Fluxes vanish on NEHs, aligning with physical expectations.

Fluxes for time-translation symmetries are positive on perturbed NEHs.

Results hold for zero and non-zero cosmological constant.

Abstract

In a companion paper we showed that the symmetry group $\mathfrak{G}$ of non-expanding horizons (NEHs) is a 1-dimensional extension of the Bondi-Metzner-Sachs group $\mathfrak{G}$ at $\mathcal{I}^{+}$. For each infinitesimal generator of $\mathfrak{G}$, we now define a charge and a flux on NEHs as well as perturbed NEHs. The procedure uses the covariant phase space framework in presence of internal null boundaries $\mathcal{N}$. However, $\mathcal{N}$ is required to be an NEH or a perturbed NEH. Consequently, charges and fluxes associated with generators of $\mathfrak{G}$ are free of physically unsatisfactory features that can arise if $\mathcal{N}$ is allowed to be a general null boundary. In particular, all fluxes vanish if $\mathcal{N}$ is an NEH, just as one would hope; and fluxes associated with symmetries representing `time-translations' are positive definite on perturbed NEHs. These results hold for zero as well as non-zero cosmological constant.
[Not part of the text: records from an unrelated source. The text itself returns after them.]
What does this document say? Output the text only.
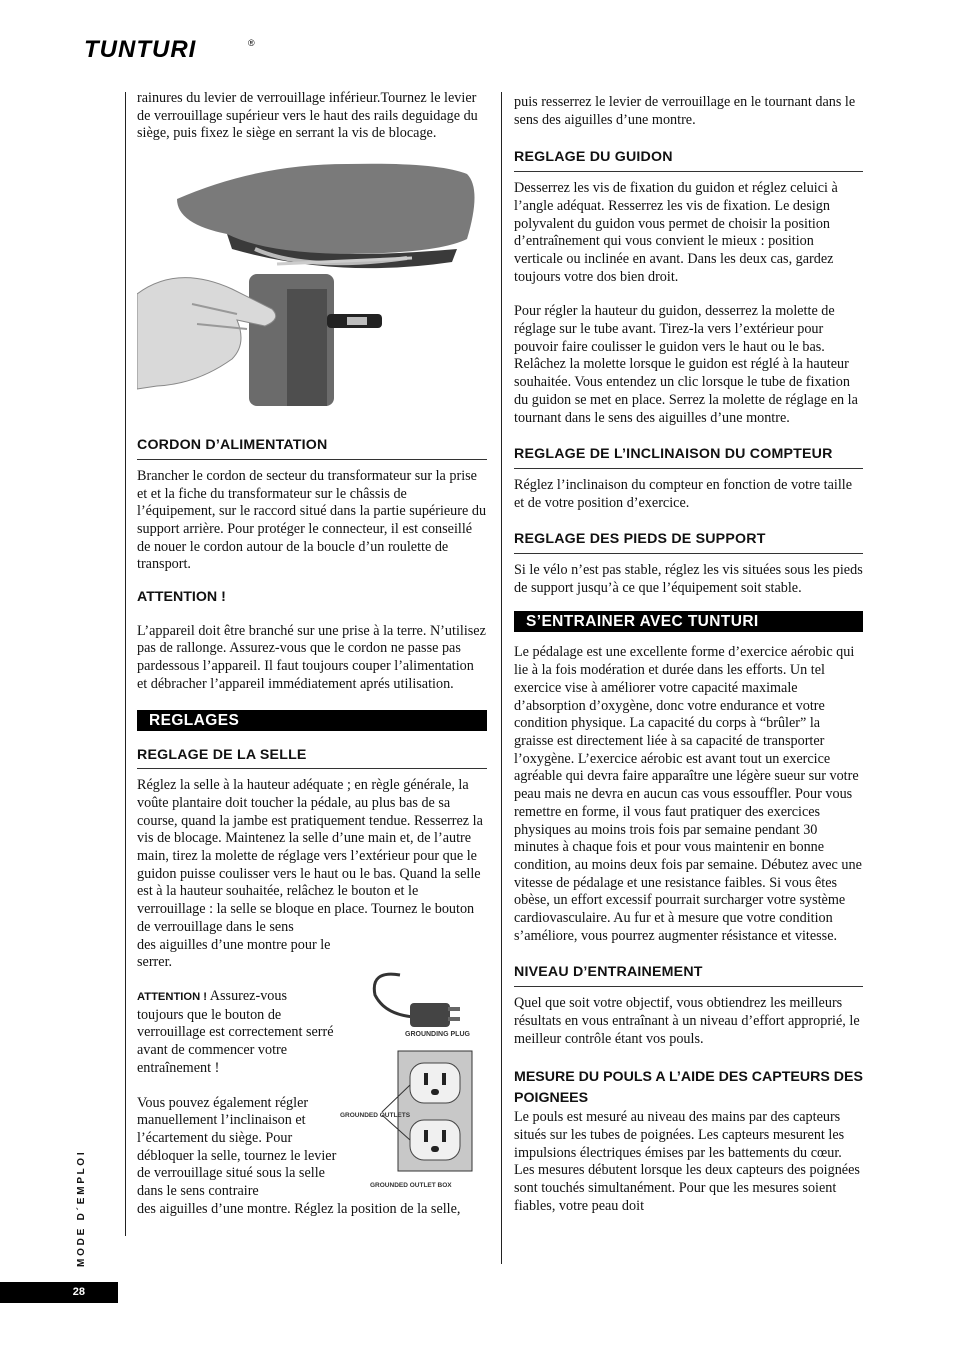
TUNTURI	®

rainures du levier de verrouillage inférieur.Tournez le levier de verrouillage supérieur vers le haut des rails deguidage du siège, puis fixez le siège en serrant la vis de blocage.

CORDON D’ALIMENTATION

Brancher le cordon de secteur du transformateur sur la prise et et la fiche du transformateur sur le châssis de l’équipement, sur le raccord situé dans la partie supérieure du support arrière. Pour protéger le connecteur, il est conseillé de nouer le cordon autour de la boucle d’un roulette de transport.

ATTENTION !

L’appareil doit être branché sur une prise à la terre. N’utilisez pas de rallonge. Assurez-vous que le cordon ne passe pas pardessous l’appareil. Il faut toujours couper l’alimentation et débracher l’appareil immédiatement aprés utilisation.

REGLAGES

REGLAGE DE LA SELLE

Réglez la selle à la hauteur adéquate ; en règle générale, la voûte plantaire doit toucher la pédale, au plus bas de sa course, quand la jambe est pratiquement tendue. Resserrez la vis de blocage. Maintenez la selle d’une main et, de l’autre main, tirez la molette de réglage vers l’extérieur pour que le guidon puisse coulisser vers le haut ou le bas. Quand la selle est à la hauteur souhaitée, relâchez le bouton et le verrouillage : la selle se bloque en place. Tournez le bouton de verrouillage dans le sens

des aiguilles d’une montre pour le serrer.

ATTENTION ! Assurez-vous toujours que le bouton de verrouillage est correctement serré avant de commencer votre entraînement !

Vous pouvez également régler manuellement l’inclinaison et l’écartement du siège. Pour débloquer la selle, tournez le levier de verrouillage situé sous la selle dans le sens contraire

des aiguilles d’une montre. Réglez la position de la selle,

GROUNDING PLUG
GROUNDED OUTLETS
GROUNDED OUTLET BOX

puis resserrez le levier de verrouillage en le tournant dans le sens des aiguilles d’une montre.

REGLAGE DU GUIDON

Desserrez les vis de fixation du guidon et réglez celuici à l’angle adéquat. Resserrez les vis de fixation. Le design polyvalent du guidon vous permet de choisir la position d’entraînement qui vous convient le mieux : position verticale ou inclinée en avant. Dans les deux cas, gardez toujours votre dos bien droit.

Pour régler la hauteur du guidon, desserrez la molette de réglage sur le tube avant. Tirez-la vers l’extérieur pour pouvoir faire coulisser le guidon vers le haut ou le bas. Relâchez la molette lorsque le guidon est réglé à la hauteur souhaitée. Vous entendez un clic lorsque le tube de fixation du guidon se met en place. Serrez la molette de réglage en la tournant dans le sens des aiguilles d’une montre.

REGLAGE DE L’INCLINAISON DU COMPTEUR

Réglez l’inclinaison du compteur en fonction de votre taille et de votre position d’exercice.

REGLAGE DES PIEDS DE SUPPORT

Si le vélo n’est pas stable, réglez les vis situées sous les pieds de support jusqu’à ce que l’équipement soit stable.

S’ENTRAINER AVEC TUNTURI

Le pédalage est une excellente forme d’exercice aérobic qui lie à la fois modération et durée dans les efforts. Un tel exercice vise à améliorer votre capacité maximale d’absorption d’oxygène, donc votre endurance et votre condition physique. La capacité du corps à “brûler” la graisse est directement liée à sa capacité de transporter l’oxygène. L’exercice aérobic est avant tout un exercice agréable qui devra faire apparaître une légère sueur sur votre peau mais ne devra en aucun cas vous essouffler. Pour vous remettre en forme, il vous faut pratiquer des exercices physiques au moins trois fois par semaine pendant 30 minutes à chaque fois et pour vous maintenir en bonne condition, au moins deux fois par semaine. Débutez avec une vitesse de pédalage et une resistance faibles. Si vous êtes obèse, un effort excessif pourrait surcharger votre système cardiovasculaire. Au fur et à mesure que votre condition s’améliore, vous pourrez augmenter résistance et vitesse.

NIVEAU D’ENTRAINEMENT

Quel que soit votre objectif, vous obtiendrez les meilleurs résultats en vous entraînant à un niveau d’effort approprié, le meilleur contrôle étant vos pouls.

MESURE DU POULS A L’AIDE DES CAPTEURS DES POIGNEES

Le pouls est mesuré au niveau des mains par des capteurs situés sur les tubes de poignées. Les capteurs mesurent les impulsions électriques émises par les battements du cœur. Les mesures débutent lorsque les deux capteurs des poignées sont touchés simultanément. Pour que les mesures soient fiables, votre peau doit

M O D E   D ´ E M P L O I
28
In the asymptotically flat case, as noted in \cite{akkl1}, $\mathcal{I}^\pm$ are NEHs in the conformally completed space-time but with an extra structure that reduces $\mathfrak{G}$ to $\mathfrak{B}$. The flux expressions at $\mathcal{N}$ reflect this synergy between NEHs and $\mathcal{I}^{+}$. In a forthcoming paper, this close relation between NEHs and $\mathcal{I}^{+}$ will be used to develop gravitational wave tomography, enabling one to deduce horizon dynamics directly from the waveforms at $\mathcal{I}^{+}$.